Percurso Legislativo
O texto, de autoria do senador Alessandro Vieira (MDB-SE), tramitava desde 2022. Na Câmara, recebeu o substitutivo do deputado Jadyel Alencar (Republicanos-PI), o qual foi aprovado com apoio de diversas organizações da sociedade civil. Após ajustes feitos pelo relator de plenário no Senado, senador Flávio Arns (PSB-PR), o projeto retornou à Casa para votação final   .

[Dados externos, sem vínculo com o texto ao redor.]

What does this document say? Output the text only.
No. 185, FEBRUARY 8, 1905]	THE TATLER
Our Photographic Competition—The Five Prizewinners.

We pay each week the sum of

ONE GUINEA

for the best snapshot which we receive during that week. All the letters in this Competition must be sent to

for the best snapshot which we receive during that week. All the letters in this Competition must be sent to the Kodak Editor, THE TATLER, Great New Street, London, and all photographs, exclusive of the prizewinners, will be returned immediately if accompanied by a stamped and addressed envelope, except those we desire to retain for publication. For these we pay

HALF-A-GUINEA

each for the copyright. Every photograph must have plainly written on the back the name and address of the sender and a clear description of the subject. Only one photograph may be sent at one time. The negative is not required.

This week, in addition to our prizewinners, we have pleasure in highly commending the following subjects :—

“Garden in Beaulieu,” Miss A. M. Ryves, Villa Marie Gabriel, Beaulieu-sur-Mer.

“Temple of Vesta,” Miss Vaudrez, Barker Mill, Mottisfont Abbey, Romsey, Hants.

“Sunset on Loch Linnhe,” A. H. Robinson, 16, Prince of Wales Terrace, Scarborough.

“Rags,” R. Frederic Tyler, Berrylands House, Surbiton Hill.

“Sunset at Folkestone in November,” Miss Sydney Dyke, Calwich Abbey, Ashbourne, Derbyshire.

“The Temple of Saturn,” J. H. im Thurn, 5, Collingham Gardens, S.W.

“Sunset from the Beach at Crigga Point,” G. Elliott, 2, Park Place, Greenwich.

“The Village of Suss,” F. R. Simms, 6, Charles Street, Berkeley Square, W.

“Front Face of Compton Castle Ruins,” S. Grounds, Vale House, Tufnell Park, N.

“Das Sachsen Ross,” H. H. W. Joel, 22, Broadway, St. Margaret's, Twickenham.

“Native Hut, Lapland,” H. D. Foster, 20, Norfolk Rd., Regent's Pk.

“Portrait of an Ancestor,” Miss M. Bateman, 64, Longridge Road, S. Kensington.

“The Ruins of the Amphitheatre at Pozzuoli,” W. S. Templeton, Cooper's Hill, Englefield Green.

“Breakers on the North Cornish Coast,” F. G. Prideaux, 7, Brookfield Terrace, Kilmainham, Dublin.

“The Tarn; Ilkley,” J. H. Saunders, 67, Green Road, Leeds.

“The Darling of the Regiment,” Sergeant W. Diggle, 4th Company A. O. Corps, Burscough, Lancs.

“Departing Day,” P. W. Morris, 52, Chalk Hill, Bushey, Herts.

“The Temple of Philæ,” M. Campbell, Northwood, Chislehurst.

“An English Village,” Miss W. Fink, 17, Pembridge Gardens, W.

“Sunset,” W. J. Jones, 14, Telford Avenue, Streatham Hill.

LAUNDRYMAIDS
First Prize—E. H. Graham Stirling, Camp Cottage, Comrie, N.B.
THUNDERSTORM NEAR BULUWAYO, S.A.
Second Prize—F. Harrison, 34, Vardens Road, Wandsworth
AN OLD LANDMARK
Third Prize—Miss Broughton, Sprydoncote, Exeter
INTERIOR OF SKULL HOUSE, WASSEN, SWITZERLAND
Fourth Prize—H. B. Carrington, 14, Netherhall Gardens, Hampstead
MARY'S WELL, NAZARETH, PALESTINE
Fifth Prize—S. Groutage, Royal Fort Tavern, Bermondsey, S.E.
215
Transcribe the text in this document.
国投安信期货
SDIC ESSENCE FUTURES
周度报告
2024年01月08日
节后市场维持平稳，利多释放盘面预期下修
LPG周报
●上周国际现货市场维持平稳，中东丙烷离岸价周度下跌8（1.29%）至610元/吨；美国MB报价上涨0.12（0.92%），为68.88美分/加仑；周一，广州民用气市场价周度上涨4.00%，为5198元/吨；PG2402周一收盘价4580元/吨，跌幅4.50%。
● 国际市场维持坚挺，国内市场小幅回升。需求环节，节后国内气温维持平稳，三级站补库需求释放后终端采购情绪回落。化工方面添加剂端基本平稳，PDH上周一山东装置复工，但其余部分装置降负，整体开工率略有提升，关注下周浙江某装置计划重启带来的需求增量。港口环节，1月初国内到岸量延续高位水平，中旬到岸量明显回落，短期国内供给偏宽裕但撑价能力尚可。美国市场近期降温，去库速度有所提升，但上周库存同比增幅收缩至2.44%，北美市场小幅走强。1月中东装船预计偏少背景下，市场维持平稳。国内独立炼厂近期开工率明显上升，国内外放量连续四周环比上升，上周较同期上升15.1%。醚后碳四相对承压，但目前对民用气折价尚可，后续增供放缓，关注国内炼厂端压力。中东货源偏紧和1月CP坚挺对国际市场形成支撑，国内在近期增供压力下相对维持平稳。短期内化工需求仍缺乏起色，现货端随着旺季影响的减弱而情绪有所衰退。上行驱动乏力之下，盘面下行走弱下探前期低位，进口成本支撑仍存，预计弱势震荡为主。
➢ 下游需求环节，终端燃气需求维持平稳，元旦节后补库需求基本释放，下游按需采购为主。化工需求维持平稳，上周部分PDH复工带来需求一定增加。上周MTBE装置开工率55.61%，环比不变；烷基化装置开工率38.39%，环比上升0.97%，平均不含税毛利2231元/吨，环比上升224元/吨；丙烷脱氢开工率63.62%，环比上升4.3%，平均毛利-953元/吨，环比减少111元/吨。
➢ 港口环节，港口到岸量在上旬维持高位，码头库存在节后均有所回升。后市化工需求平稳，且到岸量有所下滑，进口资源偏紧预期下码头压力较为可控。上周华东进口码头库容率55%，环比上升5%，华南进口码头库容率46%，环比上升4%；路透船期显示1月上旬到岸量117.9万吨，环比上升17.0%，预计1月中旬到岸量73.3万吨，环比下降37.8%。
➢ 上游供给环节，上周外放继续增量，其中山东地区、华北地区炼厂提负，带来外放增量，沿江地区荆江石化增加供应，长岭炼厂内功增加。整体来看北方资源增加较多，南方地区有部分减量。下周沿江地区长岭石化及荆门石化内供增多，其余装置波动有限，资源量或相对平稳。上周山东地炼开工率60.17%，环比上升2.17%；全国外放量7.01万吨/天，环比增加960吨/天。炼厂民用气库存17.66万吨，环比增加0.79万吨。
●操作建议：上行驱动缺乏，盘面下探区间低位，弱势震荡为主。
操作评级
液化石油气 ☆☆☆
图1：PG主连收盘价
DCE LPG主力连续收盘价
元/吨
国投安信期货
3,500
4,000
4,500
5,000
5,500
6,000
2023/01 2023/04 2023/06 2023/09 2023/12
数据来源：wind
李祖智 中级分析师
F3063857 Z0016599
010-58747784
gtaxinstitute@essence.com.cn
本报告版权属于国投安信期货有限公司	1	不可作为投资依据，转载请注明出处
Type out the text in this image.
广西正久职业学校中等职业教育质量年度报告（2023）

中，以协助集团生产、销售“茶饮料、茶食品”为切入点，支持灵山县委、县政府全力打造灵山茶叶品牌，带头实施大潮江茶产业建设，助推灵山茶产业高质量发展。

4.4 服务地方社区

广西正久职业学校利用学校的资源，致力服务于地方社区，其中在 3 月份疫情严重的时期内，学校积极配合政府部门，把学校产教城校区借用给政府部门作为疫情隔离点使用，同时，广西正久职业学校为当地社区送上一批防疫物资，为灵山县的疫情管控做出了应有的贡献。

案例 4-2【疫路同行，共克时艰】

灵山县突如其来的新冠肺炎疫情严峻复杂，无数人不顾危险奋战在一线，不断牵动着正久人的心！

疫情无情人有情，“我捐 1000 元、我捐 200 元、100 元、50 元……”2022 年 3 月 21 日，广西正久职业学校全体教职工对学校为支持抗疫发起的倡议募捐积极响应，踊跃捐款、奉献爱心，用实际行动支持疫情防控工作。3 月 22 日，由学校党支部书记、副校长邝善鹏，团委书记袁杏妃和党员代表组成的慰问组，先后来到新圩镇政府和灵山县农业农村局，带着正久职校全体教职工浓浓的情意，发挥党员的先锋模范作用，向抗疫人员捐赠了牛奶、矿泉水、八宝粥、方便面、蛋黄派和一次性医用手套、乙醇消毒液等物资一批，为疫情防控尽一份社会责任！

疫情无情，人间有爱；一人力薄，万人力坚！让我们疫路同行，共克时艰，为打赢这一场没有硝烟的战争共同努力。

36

Principais dispositivos da proposta
O projeto impõe diversas obrigações aos provedores de serviços digitais, incluindo:
• Medidas para prevenir o acesso de crianças e adolescentes a conteúdos impróprios, como exploração sexual, violência, jogos de azar, publicidades enganosas, entre outros   ;
• Ferramentas de supervisão e verificação de idade confiável, vedando a autodeclaração e exigindo o vínculo das contas de menores de 16 anos a um responsável legal   ;
• Bloqueios ao uso de “loot boxes” em jogos eletrônicos, consideradas similares a jogos de azar e prejudiciais ao público infantojuvenil   ;
• Remoção imediata de conteúdos abusivos, com notificação às autoridades sem necessidade de ordem judicial, caso a denúncia parta de vítima, responsáveis, Ministério Público ou entidades protetivas   ;
• Obrigatoriedade de relatórios semestrais por parte de plataformas com mais de 1 milhão de usuários menores de idade, contendo dados sobre denúncias recebidas, conteúdos moderados e estratégias adotadas ;
• Proibição da personalização de publicidade voltada para menores, especialmente com uso de análise emocional ou realidade aumentada/virtual  ;
• Criação de uma autoridade nacional autônoma, responsável por regulamentar e fiscalizar o cumprimento da lei, com poderes semelhantes aos de agências reguladoras   .
Sanções previstas
O descumprimento das normas pode resultar em penalidades que vão desde advertências até multas de até R$ 50 milhões, suspensão das atividades e até proibição definitiva de operação no país   .
Repercussão e contexto
O senador Alessandro Vieira enfatizou que o debate representa uma resposta às preocupações da sociedade, destacando a urgência de regulamentar o ambiente digital para proteger os públicos mais vulneráveis  .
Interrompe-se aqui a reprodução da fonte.